Try if you can to wrap your head around this: 157 of your legislators were presented with a public records law whose most basic problem is the glacial pace of responses from agencies and municipalities within its current parameters, paired with a disturbing lack of consequences for noncompliance, and they voted to give said agencies and municipalities the option to petition the Supervisor of Public Records for even more time.

“We found that, on average, agencies take about 81 days to respond to requests, so the law that’s on the books was not being upheld, and agencies just didn’t care,” Morisy says. “Now, if you or I as frequently violated the law as these agencies did, if we didn’t pay our parking tickets for 81 days until after they were due, we’d get in trouble.”

So what happened here? At least two parties have their fingerprints all over this thing: the Massachusetts Municipal Association and the State Police. The former claimed in July that a retooled public records law demanding of towns something more resembling competence would foist “costly new unfunded mandates and burdens on cash-strapped cities and towns.” Two members of Massachusetts State Police—the same agency that slapped the Globe with a $42,750 fee when the paper requested a log of public records requests it received—reportedly held court with Speaker Robert DeLeo to express their concerns.

“As a former local official and someone who pays a lot of attention to municipal government, I don’t view anything in this bill as an unfunded mandate,” House Ways and Means Committee Vice Chairman Stephen Kulik told the State House News Service after the dust had settled. “Any public agency, including cities and towns, have responsibilities inherent to provide public access to the documents of what they do.”

“I think lawmakers were very receptive to the arguments that these towns are poorly equipped to handle public records requests, and I guess they just have such low expectations of those towns that they said, ‘Okay, failure is alright,'” Morisy said. “But I think what the Legislature forgets is, by and large, a strong public records law actually helps decrease costs. It helps root out corruption. It saves lives. I don’t understand how, with Spotlight coming out and shining a light on how poor public access laws held up investigations into abuse of children for years, how that reminder can come out this year and they decide that that kind of access doesn’t matter, that towns finding something a little bit burdensome or worrying about potential, theoretical expenses that 49 other states seem to be able to bear okay, how that’s worth more than children’s lives, children’s safety—I find that deplorable.”

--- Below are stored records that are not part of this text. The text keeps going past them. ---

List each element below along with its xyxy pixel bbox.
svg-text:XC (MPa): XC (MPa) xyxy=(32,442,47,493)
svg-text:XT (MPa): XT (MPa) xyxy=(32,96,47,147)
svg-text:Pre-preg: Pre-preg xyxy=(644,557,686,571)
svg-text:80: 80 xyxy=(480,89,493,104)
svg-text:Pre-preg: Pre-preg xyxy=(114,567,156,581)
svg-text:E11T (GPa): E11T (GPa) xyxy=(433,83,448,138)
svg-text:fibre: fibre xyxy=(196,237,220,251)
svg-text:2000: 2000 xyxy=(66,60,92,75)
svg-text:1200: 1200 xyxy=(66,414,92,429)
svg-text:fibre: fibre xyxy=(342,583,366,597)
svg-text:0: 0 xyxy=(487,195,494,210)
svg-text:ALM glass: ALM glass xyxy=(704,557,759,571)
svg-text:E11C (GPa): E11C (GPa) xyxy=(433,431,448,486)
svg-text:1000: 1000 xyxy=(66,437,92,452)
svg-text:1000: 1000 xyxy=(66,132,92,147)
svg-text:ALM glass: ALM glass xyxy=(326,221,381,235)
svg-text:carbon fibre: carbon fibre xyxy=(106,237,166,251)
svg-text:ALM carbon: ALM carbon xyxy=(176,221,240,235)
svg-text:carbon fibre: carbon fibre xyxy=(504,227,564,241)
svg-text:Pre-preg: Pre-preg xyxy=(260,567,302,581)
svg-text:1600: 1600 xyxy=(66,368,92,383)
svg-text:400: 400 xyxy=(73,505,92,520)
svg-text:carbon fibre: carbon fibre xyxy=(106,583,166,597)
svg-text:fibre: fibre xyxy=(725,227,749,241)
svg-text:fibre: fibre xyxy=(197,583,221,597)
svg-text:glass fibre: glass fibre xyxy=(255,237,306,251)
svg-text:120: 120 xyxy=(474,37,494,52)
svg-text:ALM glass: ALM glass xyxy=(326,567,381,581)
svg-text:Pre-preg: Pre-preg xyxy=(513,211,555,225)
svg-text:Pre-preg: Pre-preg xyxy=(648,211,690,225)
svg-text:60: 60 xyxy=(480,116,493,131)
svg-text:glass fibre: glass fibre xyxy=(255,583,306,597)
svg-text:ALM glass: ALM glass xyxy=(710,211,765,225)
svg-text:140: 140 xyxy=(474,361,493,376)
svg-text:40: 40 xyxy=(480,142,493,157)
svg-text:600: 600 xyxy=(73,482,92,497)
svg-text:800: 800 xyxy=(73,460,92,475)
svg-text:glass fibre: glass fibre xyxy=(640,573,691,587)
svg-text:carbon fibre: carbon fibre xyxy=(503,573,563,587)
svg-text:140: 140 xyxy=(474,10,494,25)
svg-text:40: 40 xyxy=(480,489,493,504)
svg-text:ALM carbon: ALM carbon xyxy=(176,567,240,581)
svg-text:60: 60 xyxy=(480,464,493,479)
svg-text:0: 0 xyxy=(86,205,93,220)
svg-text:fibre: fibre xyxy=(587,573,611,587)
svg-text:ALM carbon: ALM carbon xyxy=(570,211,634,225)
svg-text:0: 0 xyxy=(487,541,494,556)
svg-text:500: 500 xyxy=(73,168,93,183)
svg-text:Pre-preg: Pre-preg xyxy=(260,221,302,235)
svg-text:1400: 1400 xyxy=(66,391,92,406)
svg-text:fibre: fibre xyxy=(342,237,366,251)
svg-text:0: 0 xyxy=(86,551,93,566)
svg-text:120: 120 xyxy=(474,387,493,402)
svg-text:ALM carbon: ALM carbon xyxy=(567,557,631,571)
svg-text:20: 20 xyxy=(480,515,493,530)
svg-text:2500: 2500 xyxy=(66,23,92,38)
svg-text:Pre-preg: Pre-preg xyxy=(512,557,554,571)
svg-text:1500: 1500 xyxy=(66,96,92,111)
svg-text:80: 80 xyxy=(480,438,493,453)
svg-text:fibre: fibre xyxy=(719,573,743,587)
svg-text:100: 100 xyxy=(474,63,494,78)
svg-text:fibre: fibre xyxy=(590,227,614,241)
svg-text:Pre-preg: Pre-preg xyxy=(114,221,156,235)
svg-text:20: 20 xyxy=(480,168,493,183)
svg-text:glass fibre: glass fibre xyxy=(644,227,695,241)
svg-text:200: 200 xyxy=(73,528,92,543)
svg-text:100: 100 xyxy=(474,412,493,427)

Now, it’s not all bad. The version the House approved requires agencies and municipalities to designate a public records officer specifically tasked with processing these requests. And as Massachusetts Newspaper Publishers Association executive director Bob Ambrogi told SHNS, the discretionary attorney’s fees will embolden small newspapers should their pursuit of records point to the courts. A robust local press is invaluable.

(Rep. Kocot could not be immediately reached for comment.)

We’ll have to wait until next year for the Senate to take up this bill, but by the looks of it, our 1971 Ford Pinto of a public records law will remain one of our great shames as a commonwealth, planting us firmly in the back of the pack.

There’s something very wrong here when Massachusetts should aspire to be more like Florida, and weather has nothing to do with it.